This wasn’t supposed to be some artsy photoshoot. It actually lacked any intentionality. I don’t even know what a lip mask is for, really—it just came in my FabFitFun box, and I put it on obediently so that, you know, beauty could happen.
It is coincidental at best that I am wearing a lip mask that presents me from speaking while I have been shaking out my bedsheets, trying to find where my voice is hiding. I’ve been thumbing through the pages of literature, like Peter Pan looking for his shadow. Scrolling online to see if my voice is lurking on a like button.
It isn’t.
So, with the absence of my own voice, I’ve been reading a lot, the type of reading that gives me wild thoughts that currently have no outlet. Most of those thoughts have everything to do with the audacity (and privilege) of voice.
Literature is supposed to hold up a mirror up to whoever you are, and let you know that you (metaphorically) forgot to pluck your eyebrows for the last decade or so. It’s supposed to show you where you’re weak, it’s supposed to show you where you’re ugly. Literature hands you tweezers and says “Pull! Yank! Shape! Be better.”
But the tweezer metaphor, and I guess perhaps the lip mask too, are laced up in this quandary I’m having about the vanity of performance through writing. Why do we tweeze? Who are pristine eyebrows even for?

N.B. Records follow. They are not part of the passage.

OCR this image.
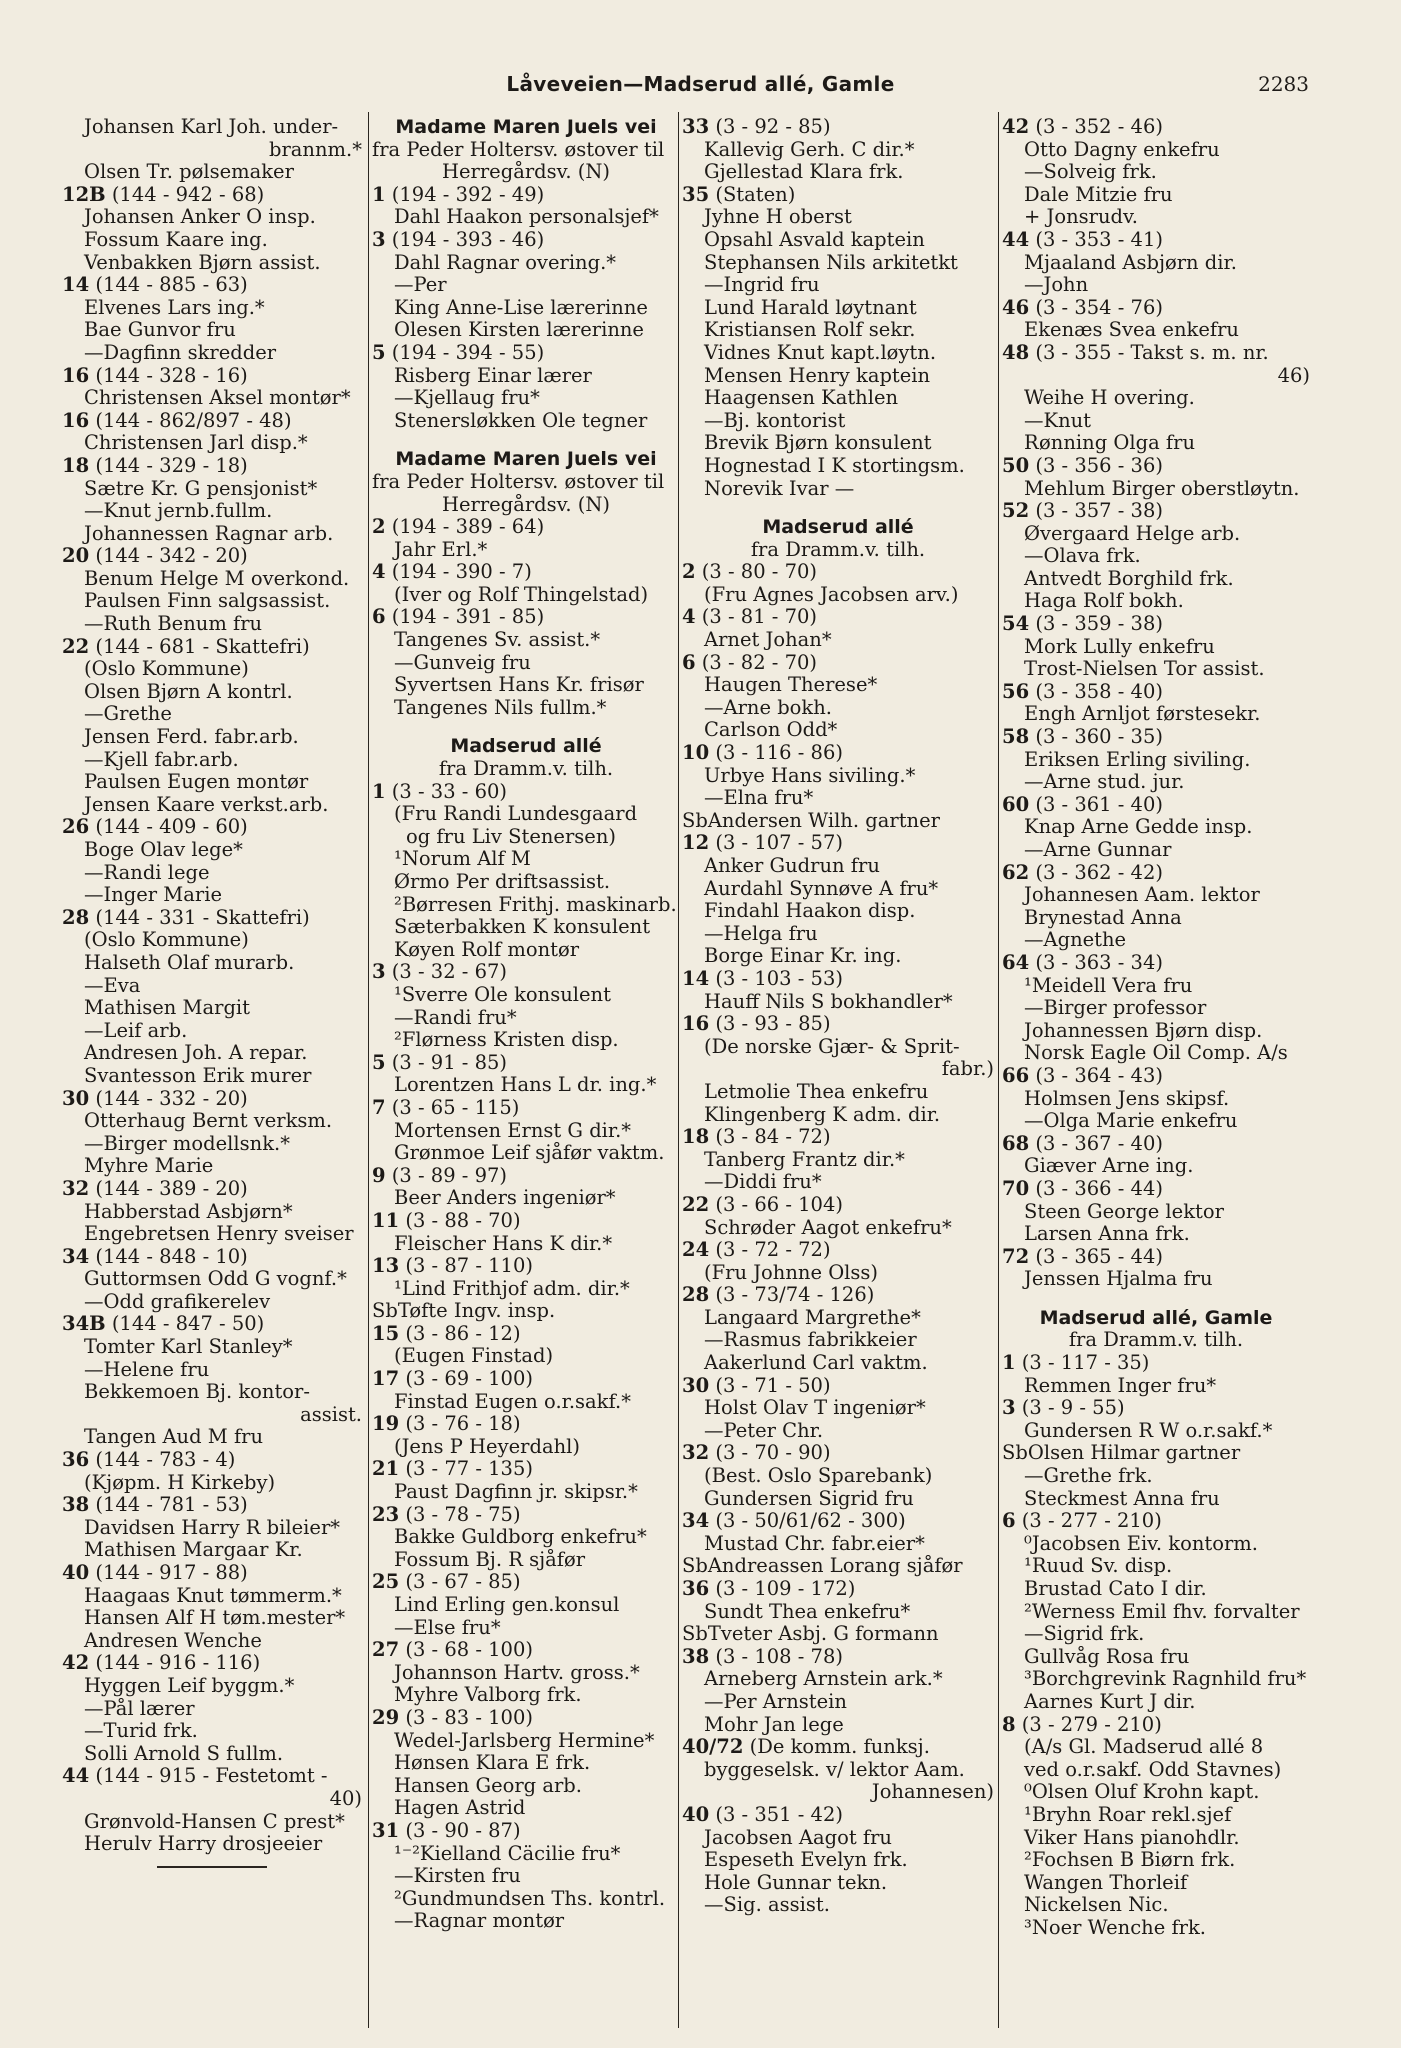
Låveveien—Madserud allé, Gamle	2283
Johansen Karl Joh. under-
brannm.*
Olsen Tr. pølsemaker
12B (144 - 942 - 68)
Johansen Anker O insp.
Fossum Kaare ing.
Venbakken Bjørn assist.
14 (144 - 885 - 63)
Elvenes Lars ing.*
Bae Gunvor fru
—Dagfinn skredder
16 (144 - 328 - 16)
Christensen Aksel montør*
16 (144 - 862/897 - 48)
Christensen Jarl disp.*
18 (144 - 329 - 18)
Sætre Kr. G pensjonist*
—Knut jernb.fullm.
Johannessen Ragnar arb.
20 (144 - 342 - 20)
Benum Helge M overkond.
Paulsen Finn salgsassist.
—Ruth Benum fru
22 (144 - 681 - Skattefri)
(Oslo Kommune)
Olsen Bjørn A kontrl.
—Grethe
Jensen Ferd. fabr.arb.
—Kjell fabr.arb.
Paulsen Eugen montør
Jensen Kaare verkst.arb.
26 (144 - 409 - 60)
Boge Olav lege*
—Randi lege
—Inger Marie
28 (144 - 331 - Skattefri)
(Oslo Kommune)
Halseth Olaf murarb.
—Eva
Mathisen Margit
—Leif arb.
Andresen Joh. A repar.
Svantesson Erik murer
30 (144 - 332 - 20)
Otterhaug Bernt verksm.
—Birger modellsnk.*
Myhre Marie
32 (144 - 389 - 20)
Habberstad Asbjørn*
Engebretsen Henry sveiser
34 (144 - 848 - 10)
Guttormsen Odd G vognf.*
—Odd grafikerelev
34B (144 - 847 - 50)
Tomter Karl Stanley*
—Helene fru
Bekkemoen Bj. kontor-
assist.
Tangen Aud M fru
36 (144 - 783 - 4)
(Kjøpm. H Kirkeby)
38 (144 - 781 - 53)
Davidsen Harry R bileier*
Mathisen Margaar Kr.
40 (144 - 917 - 88)
Haagaas Knut tømmerm.*
Hansen Alf H tøm.mester*
Andresen Wenche
42 (144 - 916 - 116)
Hyggen Leif byggm.*
—Pål lærer
—Turid frk.
Solli Arnold S fullm.
44 (144 - 915 - Festetomt -
40)
Grønvold-Hansen C prest*
Herulv Harry drosjeeier
Madame Maren Juels vei
fra Peder Holtersv. østover til
Herregårdsv. (N)
1 (194 - 392 - 49)
Dahl Haakon personalsjef*
3 (194 - 393 - 46)
Dahl Ragnar overing.*
—Per
King Anne-Lise lærerinne
Olesen Kirsten lærerinne
5 (194 - 394 - 55)
Risberg Einar lærer
—Kjellaug fru*
Stenersløkken Ole tegner
Madame Maren Juels vei
fra Peder Holtersv. østover til
Herregårdsv. (N)
2 (194 - 389 - 64)
Jahr Erl.*
4 (194 - 390 - 7)
(Iver og Rolf Thingelstad)
6 (194 - 391 - 85)
Tangenes Sv. assist.*
—Gunveig fru
Syvertsen Hans Kr. frisør
Tangenes Nils fullm.*
Madserud allé
fra Dramm.v. tilh.
1 (3 - 33 - 60)
(Fru Randi Lundesgaard
og fru Liv Stenersen)
¹Norum Alf M
Ørmo Per driftsassist.
²Børresen Frithj. maskinarb.
Sæterbakken K konsulent
Køyen Rolf montør
3 (3 - 32 - 67)
¹Sverre Ole konsulent
—Randi fru*
²Flørness Kristen disp.
5 (3 - 91 - 85)
Lorentzen Hans L dr. ing.*
7 (3 - 65 - 115)
Mortensen Ernst G dir.*
Grønmoe Leif sjåfør vaktm.
9 (3 - 89 - 97)
Beer Anders ingeniør*
11 (3 - 88 - 70)
Fleischer Hans K dir.*
13 (3 - 87 - 110)
¹Lind Frithjof adm. dir.*
SbTøfte Ingv. insp.
15 (3 - 86 - 12)
(Eugen Finstad)
17 (3 - 69 - 100)
Finstad Eugen o.r.sakf.*
19 (3 - 76 - 18)
(Jens P Heyerdahl)
21 (3 - 77 - 135)
Paust Dagfinn jr. skipsr.*
23 (3 - 78 - 75)
Bakke Guldborg enkefru*
Fossum Bj. R sjåfør
25 (3 - 67 - 85)
Lind Erling gen.konsul
—Else fru*
27 (3 - 68 - 100)
Johannson Hartv. gross.*
Myhre Valborg frk.
29 (3 - 83 - 100)
Wedel-Jarlsberg Hermine*
Hønsen Klara E frk.
Hansen Georg arb.
Hagen Astrid
31 (3 - 90 - 87)
¹⁻²Kielland Cäcilie fru*
—Kirsten fru
²Gundmundsen Ths. kontrl.
—Ragnar montør
33 (3 - 92 - 85)
Kallevig Gerh. C dir.*
Gjellestad Klara frk.
35 (Staten)
Jyhne H oberst
Opsahl Asvald kaptein
Stephansen Nils arkitetkt
—Ingrid fru
Lund Harald løytnant
Kristiansen Rolf sekr.
Vidnes Knut kapt.løytn.
Mensen Henry kaptein
Haagensen Kathlen
—Bj. kontorist
Brevik Bjørn konsulent
Hognestad I K stortingsm.
Norevik Ivar —
Madserud allé
fra Dramm.v. tilh.
2 (3 - 80 - 70)
(Fru Agnes Jacobsen arv.)
4 (3 - 81 - 70)
Arnet Johan*
6 (3 - 82 - 70)
Haugen Therese*
—Arne bokh.
Carlson Odd*
10 (3 - 116 - 86)
Urbye Hans siviling.*
—Elna fru*
SbAndersen Wilh. gartner
12 (3 - 107 - 57)
Anker Gudrun fru
Aurdahl Synnøve A fru*
Findahl Haakon disp.
—Helga fru
Borge Einar Kr. ing.
14 (3 - 103 - 53)
Hauff Nils S bokhandler*
16 (3 - 93 - 85)
(De norske Gjær- & Sprit-
fabr.)
Letmolie Thea enkefru
Klingenberg K adm. dir.
18 (3 - 84 - 72)
Tanberg Frantz dir.*
—Diddi fru*
22 (3 - 66 - 104)
Schrøder Aagot enkefru*
24 (3 - 72 - 72)
(Fru Johnne Olss)
28 (3 - 73/74 - 126)
Langaard Margrethe*
—Rasmus fabrikkeier
Aakerlund Carl vaktm.
30 (3 - 71 - 50)
Holst Olav T ingeniør*
—Peter Chr.
32 (3 - 70 - 90)
(Best. Oslo Sparebank)
Gundersen Sigrid fru
34 (3 - 50/61/62 - 300)
Mustad Chr. fabr.eier*
SbAndreassen Lorang sjåfør
36 (3 - 109 - 172)
Sundt Thea enkefru*
SbTveter Asbj. G formann
38 (3 - 108 - 78)
Arneberg Arnstein ark.*
—Per Arnstein
Mohr Jan lege
40/72 (De komm. funksj.
byggeselsk. v/ lektor Aam.
Johannesen)
40 (3 - 351 - 42)
Jacobsen Aagot fru
Espeseth Evelyn frk.
Hole Gunnar tekn.
—Sig. assist.
42 (3 - 352 - 46)
Otto Dagny enkefru
—Solveig frk.
Dale Mitzie fru
+ Jonsrudv.
44 (3 - 353 - 41)
Mjaaland Asbjørn dir.
—John
46 (3 - 354 - 76)
Ekenæs Svea enkefru
48 (3 - 355 - Takst s. m. nr.
46)
Weihe H overing.
—Knut
Rønning Olga fru
50 (3 - 356 - 36)
Mehlum Birger oberstløytn.
52 (3 - 357 - 38)
Øvergaard Helge arb.
—Olava frk.
Antvedt Borghild frk.
Haga Rolf bokh.
54 (3 - 359 - 38)
Mork Lully enkefru
Trost-Nielsen Tor assist.
56 (3 - 358 - 40)
Engh Arnljot førstesekr.
58 (3 - 360 - 35)
Eriksen Erling siviling.
—Arne stud. jur.
60 (3 - 361 - 40)
Knap Arne Gedde insp.
—Arne Gunnar
62 (3 - 362 - 42)
Johannesen Aam. lektor
Brynestad Anna
—Agnethe
64 (3 - 363 - 34)
¹Meidell Vera fru
—Birger professor
Johannessen Bjørn disp.
Norsk Eagle Oil Comp. A/s
66 (3 - 364 - 43)
Holmsen Jens skipsf.
—Olga Marie enkefru
68 (3 - 367 - 40)
Giæver Arne ing.
70 (3 - 366 - 44)
Steen George lektor
Larsen Anna frk.
72 (3 - 365 - 44)
Jenssen Hjalma fru
Madserud allé, Gamle
fra Dramm.v. tilh.
1 (3 - 117 - 35)
Remmen Inger fru*
3 (3 - 9 - 55)
Gundersen R W o.r.sakf.*
SbOlsen Hilmar gartner
—Grethe frk.
Steckmest Anna fru
6 (3 - 277 - 210)
⁰Jacobsen Eiv. kontorm.
¹Ruud Sv. disp.
Brustad Cato I dir.
²Werness Emil fhv. forvalter
—Sigrid frk.
Gullvåg Rosa fru
³Borchgrevink Ragnhild fru*
Aarnes Kurt J dir.
8 (3 - 279 - 210)
(A/s Gl. Madserud allé 8
ved o.r.sakf. Odd Stavnes)
⁰Olsen Oluf Krohn kapt.
¹Bryhn Roar rekl.sjef
Viker Hans pianohdlr.
²Fochsen B Biørn frk.
Wangen Thorleif
Nickelsen Nic.
³Noer Wenche frk.
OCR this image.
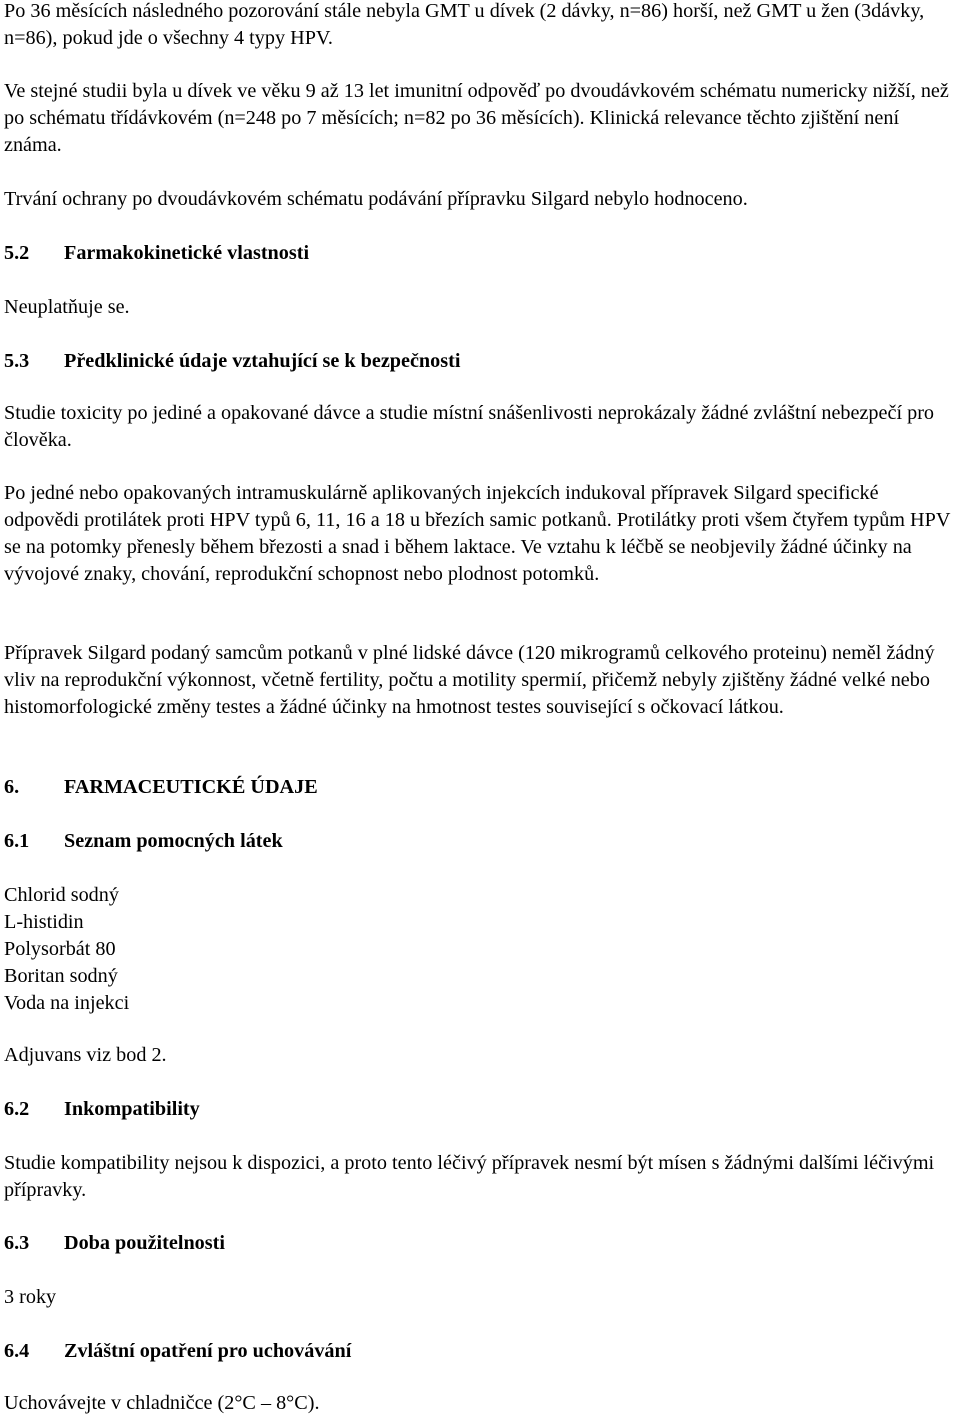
Po 36 měsících následného pozorování stále nebyla GMT u dívek (2 dávky, n=86) horší, než GMT u žen (3dávky, n=86), pokud jde o všechny 4 typy HPV.

Ve stejné studii byla u dívek ve věku 9 až 13 let imunitní odpověď po dvoudávkovém schématu numericky nižší, než po schématu třídávkovém (n=248 po 7 měsících; n=82 po 36 měsících). Klinická relevance těchto zjištění není známa.

Trvání ochrany po dvoudávkovém schématu podávání přípravku Silgard nebylo hodnoceno.

5.2 Farmakokinetické vlastnosti

Neuplatňuje se.

5.3 Předklinické údaje vztahující se k bezpečnosti

Studie toxicity po jediné a opakované dávce a studie místní snášenlivosti neprokázaly žádné zvláštní nebezpečí pro člověka.

Po jedné nebo opakovaných intramuskulárně aplikovaných injekcích indukoval přípravek Silgard specifické odpovědi protilátek proti HPV typů 6, 11, 16 a 18 u březích samic potkanů. Protilátky proti všem čtyřem typům HPV se na potomky přenesly během březosti a snad i během laktace. Ve vztahu k léčbě se neobjevily žádné účinky na vývojové znaky, chování, reprodukční schopnost nebo plodnost potomků.

Přípravek Silgard podaný samcům potkanů v plné lidské dávce (120 mikrogramů celkového proteinu) neměl žádný vliv na reprodukční výkonnost, včetně fertility, počtu a motility spermií, přičemž nebyly zjištěny žádné velké nebo histomorfologické změny testes a žádné účinky na hmotnost testes související s očkovací látkou.

6. FARMACEUTICKÉ ÚDAJE
6.1 Seznam pomocných látek
Chlorid sodný
L-histidin
Polysorbát 80
Boritan sodný
Voda na injekci

Adjuvans viz bod 2.

6.2 Inkompatibility

Studie kompatibility nejsou k dispozici, a proto tento léčivý přípravek nesmí být mísen s žádnými dalšími léčivými přípravky.

6.3 Doba použitelnosti

3 roky

6.4 Zvláštní opatření pro uchovávání

Uchovávejte v chladničce (2°C – 8°C).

All this reading I’ve been doing is exposing my weaknesses, but not in a way that’s giving me a crisis of self-confidence; more so, it’s making me intellectually self-conscious. What is another white voice in the vast canon of navel-gazers? What’s the difference between authenticity and virtue signaling? Why do eyebrows matter when the soul is ablaze?
It’s a bit of a buzzkill to realize that your maybe only real talent is a bit vain in its execution, or at least the promotion of it is. It’s laced in a grander argument of the merit of the female voice, that also happens to intersect with a white one.
I’m stymied, though I’m reminded that I don’t need answers tonight. Tonight, I put a pen to paper timidly with questions rather than answers: What’s the value in another voice in the void?